Generic TLDs Threaten Name Collisions and Information Leakage

CowboyRobot writes "As the Internet Corporation for Assigned Names and Numbers (ICANN) continues its march toward the eventual approval of hundreds, if not more than 1,000, generic top-level domains (gTLDs), security experts warn that some of the proposed names could weaken network security at many companies. Two major issues could cause problems for companies: If domain names that are frequently used on a company's internal network — such as .corp, .mail, and .exchange — become accepted gTLDs, then organizations could inadvertently expose data and server access to the Internet. In addition, would-be attackers could easily pick up certificates for domains that are not yet assigned and cache them for use in man-in-the-middle attacks when the specific gTLD is deployed." Another way to look at it: why were they using invalid domains in the first place?

That's why I have been giving my internal

[ls671]

That's why I have been giving my internal domains silly like .zyxprivnet for at least 15 years...

It would be nice to reserve some domain names for internal use although, just like internal ip addresses.

Re:That's why I have been giving my internal

oh, like .local ? >_>

Re:That's why I have been giving my internal

[TheLink]

I actually tried to get a TLD reserved for "RFC1918" style use about 12+ years ago: http://tools.ietf.org/html/draft-yeoh-tldhere-01

I also tried the ICANN but they weren't interested either. And when they approved stuff like .biz, .info. I got the impression they weren't really interested in improving the Internet from a technical aspect but more interested in $$$$. Did the creation of .biz etc really help the Internet that much?

Maybe others may have more success trying it now?

This is a BS article and masks the real issue

[tlambert]

This is a BS article.

The main concern incluse using internal gTLDs for internal use. In the article, they call this a "split brain DNS". When I wrote the IETF Draft, we called it "split horizon DNS". Implementing it requires specific modifications to a DNS server so that it can be both a forwarding server and an authoritative server at the "." level, and there is practically no DNS server out there which implements it. Certainly, the top 4 don't. In addition, browser completion into ".com" by default means that any typo will take you outside the company, so it's an idiotic example anyway.

The real issue is that if there are 1000 TLDs, all the companies that stupidly equate the DNS namespace with the trademark namespace will, in order to "defend their trademarks" feel they have to register their trademarks as domain names with 1000's of registrars. The don't like this.

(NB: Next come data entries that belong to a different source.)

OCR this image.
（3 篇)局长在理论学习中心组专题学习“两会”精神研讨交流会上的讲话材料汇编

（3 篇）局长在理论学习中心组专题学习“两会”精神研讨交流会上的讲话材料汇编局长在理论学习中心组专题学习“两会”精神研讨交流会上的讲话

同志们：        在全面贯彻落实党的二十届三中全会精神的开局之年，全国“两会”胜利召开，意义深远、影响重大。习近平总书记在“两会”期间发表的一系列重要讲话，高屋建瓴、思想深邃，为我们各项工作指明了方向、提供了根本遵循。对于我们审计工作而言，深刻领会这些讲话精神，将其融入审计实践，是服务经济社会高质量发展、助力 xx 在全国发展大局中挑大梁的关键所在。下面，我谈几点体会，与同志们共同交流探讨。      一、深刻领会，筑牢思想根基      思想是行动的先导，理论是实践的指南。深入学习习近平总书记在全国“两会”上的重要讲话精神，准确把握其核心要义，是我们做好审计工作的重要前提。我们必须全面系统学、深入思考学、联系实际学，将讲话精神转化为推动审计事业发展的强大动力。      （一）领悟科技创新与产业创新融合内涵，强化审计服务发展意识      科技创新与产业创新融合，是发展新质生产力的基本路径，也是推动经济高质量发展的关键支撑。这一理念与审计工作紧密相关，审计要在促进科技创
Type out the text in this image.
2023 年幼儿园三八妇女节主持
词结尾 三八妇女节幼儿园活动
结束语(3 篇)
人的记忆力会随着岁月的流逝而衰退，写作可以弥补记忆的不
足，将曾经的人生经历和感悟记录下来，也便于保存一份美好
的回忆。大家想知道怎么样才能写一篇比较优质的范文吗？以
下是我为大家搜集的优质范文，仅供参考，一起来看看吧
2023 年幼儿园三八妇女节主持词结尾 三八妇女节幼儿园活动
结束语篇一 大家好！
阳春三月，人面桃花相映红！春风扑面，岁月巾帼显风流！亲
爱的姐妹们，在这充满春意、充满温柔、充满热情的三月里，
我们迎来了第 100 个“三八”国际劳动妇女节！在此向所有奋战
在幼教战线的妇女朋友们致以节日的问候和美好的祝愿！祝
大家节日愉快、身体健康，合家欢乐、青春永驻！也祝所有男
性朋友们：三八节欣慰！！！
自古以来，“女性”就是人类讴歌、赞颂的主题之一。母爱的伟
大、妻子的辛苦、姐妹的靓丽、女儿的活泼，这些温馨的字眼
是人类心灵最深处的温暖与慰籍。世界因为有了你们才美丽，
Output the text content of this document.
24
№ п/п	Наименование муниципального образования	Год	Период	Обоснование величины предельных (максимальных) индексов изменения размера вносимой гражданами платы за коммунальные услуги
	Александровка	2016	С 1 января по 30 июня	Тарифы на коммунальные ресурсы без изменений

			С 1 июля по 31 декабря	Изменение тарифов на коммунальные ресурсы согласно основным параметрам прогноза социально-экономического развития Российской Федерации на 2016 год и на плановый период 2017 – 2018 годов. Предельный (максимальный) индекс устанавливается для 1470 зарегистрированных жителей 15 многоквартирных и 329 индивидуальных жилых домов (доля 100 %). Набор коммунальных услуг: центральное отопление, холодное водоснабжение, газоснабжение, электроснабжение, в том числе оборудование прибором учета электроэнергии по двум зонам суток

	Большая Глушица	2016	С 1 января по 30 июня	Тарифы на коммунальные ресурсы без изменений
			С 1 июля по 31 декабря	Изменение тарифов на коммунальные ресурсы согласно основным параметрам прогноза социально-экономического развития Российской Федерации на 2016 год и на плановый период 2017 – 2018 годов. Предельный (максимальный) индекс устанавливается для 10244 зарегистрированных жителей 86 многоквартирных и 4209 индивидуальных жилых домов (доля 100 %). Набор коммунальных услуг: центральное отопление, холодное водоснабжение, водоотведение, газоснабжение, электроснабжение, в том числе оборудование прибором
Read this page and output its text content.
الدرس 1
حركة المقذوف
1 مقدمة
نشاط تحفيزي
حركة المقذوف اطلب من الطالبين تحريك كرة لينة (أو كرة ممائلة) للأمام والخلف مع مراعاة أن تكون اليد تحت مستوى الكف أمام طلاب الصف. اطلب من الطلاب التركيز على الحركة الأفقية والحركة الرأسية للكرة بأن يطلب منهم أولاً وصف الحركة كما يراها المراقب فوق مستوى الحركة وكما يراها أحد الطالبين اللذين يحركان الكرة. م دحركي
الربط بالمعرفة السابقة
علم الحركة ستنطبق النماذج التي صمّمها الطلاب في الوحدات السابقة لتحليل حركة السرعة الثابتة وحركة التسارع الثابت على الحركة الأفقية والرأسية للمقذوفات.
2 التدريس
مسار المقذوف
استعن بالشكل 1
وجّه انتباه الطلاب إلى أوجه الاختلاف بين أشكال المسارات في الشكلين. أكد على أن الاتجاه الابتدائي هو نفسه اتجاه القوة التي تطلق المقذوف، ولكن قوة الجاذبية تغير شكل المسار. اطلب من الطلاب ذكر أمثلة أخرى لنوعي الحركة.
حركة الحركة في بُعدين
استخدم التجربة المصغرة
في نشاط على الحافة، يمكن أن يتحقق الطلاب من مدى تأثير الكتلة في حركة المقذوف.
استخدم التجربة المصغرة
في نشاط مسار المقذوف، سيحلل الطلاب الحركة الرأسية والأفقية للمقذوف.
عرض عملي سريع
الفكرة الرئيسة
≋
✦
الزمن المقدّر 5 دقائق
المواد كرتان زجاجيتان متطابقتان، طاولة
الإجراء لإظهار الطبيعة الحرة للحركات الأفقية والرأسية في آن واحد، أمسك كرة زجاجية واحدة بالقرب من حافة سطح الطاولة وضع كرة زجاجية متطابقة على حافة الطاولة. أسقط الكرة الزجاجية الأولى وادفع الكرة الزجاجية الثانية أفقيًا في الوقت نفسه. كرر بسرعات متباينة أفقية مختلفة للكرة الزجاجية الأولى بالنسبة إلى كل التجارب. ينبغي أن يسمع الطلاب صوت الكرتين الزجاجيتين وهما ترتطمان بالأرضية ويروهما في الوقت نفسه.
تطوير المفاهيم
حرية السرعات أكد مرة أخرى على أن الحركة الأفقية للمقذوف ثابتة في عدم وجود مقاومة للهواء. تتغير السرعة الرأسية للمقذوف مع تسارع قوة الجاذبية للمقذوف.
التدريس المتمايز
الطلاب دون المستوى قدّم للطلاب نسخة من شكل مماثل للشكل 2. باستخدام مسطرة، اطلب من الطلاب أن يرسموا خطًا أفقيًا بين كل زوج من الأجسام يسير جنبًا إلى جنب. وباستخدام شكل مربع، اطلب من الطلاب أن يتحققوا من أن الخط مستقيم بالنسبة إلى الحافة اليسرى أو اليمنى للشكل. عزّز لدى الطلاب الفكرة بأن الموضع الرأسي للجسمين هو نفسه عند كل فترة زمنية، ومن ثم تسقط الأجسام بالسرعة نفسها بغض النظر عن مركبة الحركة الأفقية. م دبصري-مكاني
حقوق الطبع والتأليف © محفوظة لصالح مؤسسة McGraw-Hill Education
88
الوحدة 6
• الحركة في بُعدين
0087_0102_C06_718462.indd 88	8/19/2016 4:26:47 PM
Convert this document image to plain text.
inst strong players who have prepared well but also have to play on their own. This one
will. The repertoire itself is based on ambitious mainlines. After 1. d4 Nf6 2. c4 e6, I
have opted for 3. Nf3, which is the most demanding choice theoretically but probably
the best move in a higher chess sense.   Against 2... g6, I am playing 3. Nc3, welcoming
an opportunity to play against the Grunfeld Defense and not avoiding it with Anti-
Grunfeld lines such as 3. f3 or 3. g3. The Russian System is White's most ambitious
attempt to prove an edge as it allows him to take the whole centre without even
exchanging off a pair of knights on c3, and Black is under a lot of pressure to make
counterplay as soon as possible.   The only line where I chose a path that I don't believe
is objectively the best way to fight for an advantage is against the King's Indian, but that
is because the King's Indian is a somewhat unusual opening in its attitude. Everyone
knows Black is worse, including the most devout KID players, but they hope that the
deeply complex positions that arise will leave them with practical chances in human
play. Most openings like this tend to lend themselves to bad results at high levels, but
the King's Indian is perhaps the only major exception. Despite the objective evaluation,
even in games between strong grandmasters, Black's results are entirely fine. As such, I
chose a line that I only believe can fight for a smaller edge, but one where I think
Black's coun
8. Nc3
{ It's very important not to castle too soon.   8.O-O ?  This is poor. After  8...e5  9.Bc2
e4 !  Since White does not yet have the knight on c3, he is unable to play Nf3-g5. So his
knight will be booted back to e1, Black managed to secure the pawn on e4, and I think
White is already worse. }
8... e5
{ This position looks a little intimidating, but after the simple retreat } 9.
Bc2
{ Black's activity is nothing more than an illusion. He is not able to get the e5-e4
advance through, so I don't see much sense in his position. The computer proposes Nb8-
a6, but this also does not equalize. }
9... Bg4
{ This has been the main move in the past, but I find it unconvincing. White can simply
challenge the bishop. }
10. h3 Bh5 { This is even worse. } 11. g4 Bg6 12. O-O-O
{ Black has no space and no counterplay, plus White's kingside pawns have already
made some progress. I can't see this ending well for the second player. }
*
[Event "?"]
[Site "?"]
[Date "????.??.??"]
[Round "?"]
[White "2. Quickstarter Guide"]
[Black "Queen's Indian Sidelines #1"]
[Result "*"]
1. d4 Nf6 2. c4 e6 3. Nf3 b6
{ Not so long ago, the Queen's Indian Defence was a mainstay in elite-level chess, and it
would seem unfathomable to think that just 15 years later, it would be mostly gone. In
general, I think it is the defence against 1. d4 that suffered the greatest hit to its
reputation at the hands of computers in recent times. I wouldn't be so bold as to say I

As a pointed example, we used to maintain the top level DNS servers for free; it was a volunteer thing, and Paul Vixie did most of the work. Then the idiots at Dupont went off and registered over 400 domains in a single day, and that was it; that was too much work to expect the volunteers to do for free, and so they decided not to do so. Thereafter you paid for registration. Then people decided they could make a good profit at it, and instead of paying for a change to the TLD subdelegation record. And the whole "let's rent domain subdelegations of TLDs instead of selling them was born".

So back to Dupont... 400 domains * 1000 registrars * $30 average per year = $12M

Expect legislation protecting trademarks across all TLDs to follow shortly on this whole fiasco.

Re:I don't like numbers without context . . .

[DriedClexler]

True. At the same time, though, I remember that for a while my favorite site was donotreply.com, where the owner would post emails he got as a result of organizations listing email addresses in the @donotreply.com domain. Apparently, even major security firms made it easy to accidentally reply confidential information to whoever happened to own donotreply.com.